Rumen Microbial Metabolic Responses of Dairy Cows to the Honeycomb Flavonoids Supplement Under Heat-Stress Conditions.

Flavonoids played critical roles in stabilizing microbial homoeostasis when animals suffered exoteric stresses. However, whether flavonoids attenuated heat stress of dairy cows is still not clear. Therefore, in the present article, flavonoids extracted from honeycomb were supplemented to investigate the production, digestibility, and rumen microbial metabolism responses of cows under heat stress conditions.
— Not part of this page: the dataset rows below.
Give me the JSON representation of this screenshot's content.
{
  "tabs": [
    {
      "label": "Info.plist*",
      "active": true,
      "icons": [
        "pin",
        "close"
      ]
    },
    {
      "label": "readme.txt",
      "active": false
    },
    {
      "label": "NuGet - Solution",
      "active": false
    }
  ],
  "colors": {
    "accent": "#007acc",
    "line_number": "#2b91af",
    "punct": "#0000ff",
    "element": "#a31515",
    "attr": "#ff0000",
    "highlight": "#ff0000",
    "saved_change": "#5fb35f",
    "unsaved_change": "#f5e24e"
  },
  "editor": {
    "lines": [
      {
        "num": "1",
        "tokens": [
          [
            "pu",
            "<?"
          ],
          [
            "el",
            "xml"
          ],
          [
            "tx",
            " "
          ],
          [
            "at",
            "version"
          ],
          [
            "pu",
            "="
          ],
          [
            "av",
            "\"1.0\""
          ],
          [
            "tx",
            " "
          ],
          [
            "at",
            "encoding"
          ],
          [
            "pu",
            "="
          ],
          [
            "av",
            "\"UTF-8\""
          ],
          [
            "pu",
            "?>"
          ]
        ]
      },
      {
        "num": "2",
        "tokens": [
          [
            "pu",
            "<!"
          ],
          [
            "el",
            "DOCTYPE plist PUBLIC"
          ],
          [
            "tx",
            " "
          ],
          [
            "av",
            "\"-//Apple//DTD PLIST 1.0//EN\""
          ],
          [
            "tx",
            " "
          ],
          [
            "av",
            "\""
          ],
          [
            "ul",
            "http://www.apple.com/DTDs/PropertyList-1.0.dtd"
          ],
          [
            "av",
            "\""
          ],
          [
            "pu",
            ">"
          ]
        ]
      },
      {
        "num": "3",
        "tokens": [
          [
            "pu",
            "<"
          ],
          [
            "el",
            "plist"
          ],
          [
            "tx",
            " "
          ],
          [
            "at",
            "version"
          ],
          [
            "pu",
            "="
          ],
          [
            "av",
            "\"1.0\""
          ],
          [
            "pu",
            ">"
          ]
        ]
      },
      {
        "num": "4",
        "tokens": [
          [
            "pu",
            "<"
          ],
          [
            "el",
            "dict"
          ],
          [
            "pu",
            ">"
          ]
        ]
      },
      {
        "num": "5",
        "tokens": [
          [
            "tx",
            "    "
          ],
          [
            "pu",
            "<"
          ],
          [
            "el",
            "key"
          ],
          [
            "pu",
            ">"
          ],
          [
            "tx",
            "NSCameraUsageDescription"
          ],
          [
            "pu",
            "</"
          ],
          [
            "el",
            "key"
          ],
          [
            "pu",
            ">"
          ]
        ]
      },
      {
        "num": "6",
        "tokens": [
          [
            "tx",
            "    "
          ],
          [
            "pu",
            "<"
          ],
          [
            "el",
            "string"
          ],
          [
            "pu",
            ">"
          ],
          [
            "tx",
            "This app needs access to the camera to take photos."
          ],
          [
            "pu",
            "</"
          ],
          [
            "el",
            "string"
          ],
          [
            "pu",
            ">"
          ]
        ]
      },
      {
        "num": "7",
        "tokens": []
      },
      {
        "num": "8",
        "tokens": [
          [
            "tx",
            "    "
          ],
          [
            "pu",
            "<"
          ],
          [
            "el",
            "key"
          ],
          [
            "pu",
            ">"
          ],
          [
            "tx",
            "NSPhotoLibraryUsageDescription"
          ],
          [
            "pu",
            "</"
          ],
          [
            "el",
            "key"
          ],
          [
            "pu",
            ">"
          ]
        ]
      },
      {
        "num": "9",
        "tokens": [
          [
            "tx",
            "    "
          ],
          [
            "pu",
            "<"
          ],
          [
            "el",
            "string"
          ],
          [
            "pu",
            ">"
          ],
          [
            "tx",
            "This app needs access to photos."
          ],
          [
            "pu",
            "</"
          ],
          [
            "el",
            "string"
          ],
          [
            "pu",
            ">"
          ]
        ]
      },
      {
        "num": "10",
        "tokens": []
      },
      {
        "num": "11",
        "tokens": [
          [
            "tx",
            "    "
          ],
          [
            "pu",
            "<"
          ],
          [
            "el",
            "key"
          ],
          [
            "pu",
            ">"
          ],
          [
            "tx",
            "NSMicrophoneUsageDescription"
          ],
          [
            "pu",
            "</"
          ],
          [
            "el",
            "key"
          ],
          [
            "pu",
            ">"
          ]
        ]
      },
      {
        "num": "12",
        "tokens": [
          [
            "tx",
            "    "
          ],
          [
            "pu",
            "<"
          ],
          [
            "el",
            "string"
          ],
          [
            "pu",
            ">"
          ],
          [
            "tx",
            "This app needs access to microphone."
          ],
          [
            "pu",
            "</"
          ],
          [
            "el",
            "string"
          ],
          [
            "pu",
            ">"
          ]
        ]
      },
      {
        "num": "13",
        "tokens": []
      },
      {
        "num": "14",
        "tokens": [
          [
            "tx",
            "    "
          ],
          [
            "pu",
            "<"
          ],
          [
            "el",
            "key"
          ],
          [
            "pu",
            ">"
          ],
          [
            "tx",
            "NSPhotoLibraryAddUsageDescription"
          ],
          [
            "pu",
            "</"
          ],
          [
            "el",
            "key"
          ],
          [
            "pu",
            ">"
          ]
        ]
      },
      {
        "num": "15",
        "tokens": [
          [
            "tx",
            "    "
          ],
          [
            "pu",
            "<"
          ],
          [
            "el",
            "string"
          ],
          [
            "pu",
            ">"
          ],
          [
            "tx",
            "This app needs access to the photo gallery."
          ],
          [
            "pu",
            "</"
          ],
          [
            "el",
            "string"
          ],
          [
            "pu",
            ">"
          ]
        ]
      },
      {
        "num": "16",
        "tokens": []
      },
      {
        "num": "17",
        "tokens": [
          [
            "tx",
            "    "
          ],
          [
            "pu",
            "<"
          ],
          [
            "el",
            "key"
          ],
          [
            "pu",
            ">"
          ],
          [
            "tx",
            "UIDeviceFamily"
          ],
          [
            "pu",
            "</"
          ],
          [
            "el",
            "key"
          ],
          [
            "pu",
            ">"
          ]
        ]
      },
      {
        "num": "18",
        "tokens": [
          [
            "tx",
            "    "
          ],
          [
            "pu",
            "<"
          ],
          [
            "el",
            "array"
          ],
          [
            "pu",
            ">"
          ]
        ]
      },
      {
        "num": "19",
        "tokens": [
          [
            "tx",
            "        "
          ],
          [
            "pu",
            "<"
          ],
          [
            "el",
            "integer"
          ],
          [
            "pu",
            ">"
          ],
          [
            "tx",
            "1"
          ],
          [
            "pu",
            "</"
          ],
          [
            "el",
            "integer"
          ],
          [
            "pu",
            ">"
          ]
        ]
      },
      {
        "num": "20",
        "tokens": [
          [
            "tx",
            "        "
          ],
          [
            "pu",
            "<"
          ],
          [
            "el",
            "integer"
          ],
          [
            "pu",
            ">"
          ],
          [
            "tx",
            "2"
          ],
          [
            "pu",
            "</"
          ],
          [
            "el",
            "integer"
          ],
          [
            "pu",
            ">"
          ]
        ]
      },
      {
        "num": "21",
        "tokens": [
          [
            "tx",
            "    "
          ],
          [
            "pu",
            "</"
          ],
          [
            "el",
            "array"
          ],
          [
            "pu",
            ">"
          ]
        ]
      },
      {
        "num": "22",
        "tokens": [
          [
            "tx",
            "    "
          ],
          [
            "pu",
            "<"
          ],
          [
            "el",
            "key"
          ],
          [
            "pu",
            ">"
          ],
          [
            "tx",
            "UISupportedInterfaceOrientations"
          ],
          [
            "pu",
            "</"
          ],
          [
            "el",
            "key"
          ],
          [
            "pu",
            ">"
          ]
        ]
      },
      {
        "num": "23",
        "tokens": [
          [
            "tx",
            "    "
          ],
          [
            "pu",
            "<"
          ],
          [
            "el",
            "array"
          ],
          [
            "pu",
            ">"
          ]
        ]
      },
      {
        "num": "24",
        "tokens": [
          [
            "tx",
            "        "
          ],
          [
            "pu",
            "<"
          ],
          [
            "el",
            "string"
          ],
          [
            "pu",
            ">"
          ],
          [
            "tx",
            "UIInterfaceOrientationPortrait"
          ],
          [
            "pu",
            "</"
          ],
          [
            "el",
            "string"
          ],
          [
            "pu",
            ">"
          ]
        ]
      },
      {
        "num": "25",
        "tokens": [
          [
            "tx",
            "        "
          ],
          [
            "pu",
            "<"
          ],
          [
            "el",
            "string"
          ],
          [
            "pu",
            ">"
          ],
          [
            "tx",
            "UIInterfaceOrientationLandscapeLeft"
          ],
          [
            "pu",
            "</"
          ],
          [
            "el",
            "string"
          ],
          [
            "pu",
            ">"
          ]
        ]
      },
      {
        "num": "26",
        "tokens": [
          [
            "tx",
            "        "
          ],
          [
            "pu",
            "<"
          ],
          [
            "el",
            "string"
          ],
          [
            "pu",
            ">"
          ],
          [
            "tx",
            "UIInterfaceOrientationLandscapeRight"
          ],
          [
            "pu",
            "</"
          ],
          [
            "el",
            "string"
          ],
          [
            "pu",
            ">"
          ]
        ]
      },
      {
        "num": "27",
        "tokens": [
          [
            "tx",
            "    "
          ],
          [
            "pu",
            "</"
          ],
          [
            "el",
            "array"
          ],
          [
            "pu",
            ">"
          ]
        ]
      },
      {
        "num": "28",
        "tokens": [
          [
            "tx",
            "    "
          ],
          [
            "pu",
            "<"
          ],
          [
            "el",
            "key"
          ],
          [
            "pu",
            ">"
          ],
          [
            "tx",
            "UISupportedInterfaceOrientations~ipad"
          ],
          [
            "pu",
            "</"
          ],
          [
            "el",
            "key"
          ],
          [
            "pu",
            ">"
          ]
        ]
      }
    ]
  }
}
A total of 600 multiparous dairy herds were randomly allotted into the control treatment (CON), the heat stress (HS) treatment, and the honeycomb flavonoids supplement under heat stress conditions (HF) treatment for a 30-day-long trial. Each treatment contains 4 replicates, with 50 cows in each replicate. Production performances including dry matter intake (DMI), milk production, and milk quality were measured on the basis of replicate. Furthermore, two cows of each replicate were selected for the measurement of the nutrient digestibility, the ruminal fermentable parameters including ruminal pH, volatile fatty acids, and ammonia-N, and the rumen microbial communities and metabolism. Results showed that HF effectively increased DMI, milk yield, milk fat, and ruminal acetate content (p < 0.05) compared with HS. Likewise, digestibility of NDF was promoted after HF supplement compared with HS. Furthermore, relative abundances of rumen microbial diversities especially Succiniclasticum, Pseudobutyrivibrio, Acetitomaculum, Streptococcus, and Succinivibrio, which mainly participated in energy metabolism, significantly improved after HF supplement. Metabolomic investigation showed that HF supplement significantly upregulated relative content of lipometabolic-related metabolites such as phosphatidylglycerol, phosphatidylinositol, phosphatidylserine, and phosphatidylethanolamine, while it downregulated biogenic amines. In summary, HF supplement helps proliferate microbial abundances, which further promoted fiber digestibility and energy provision, and ultimately enhances the production performances of dairy cows under heat stress conditions.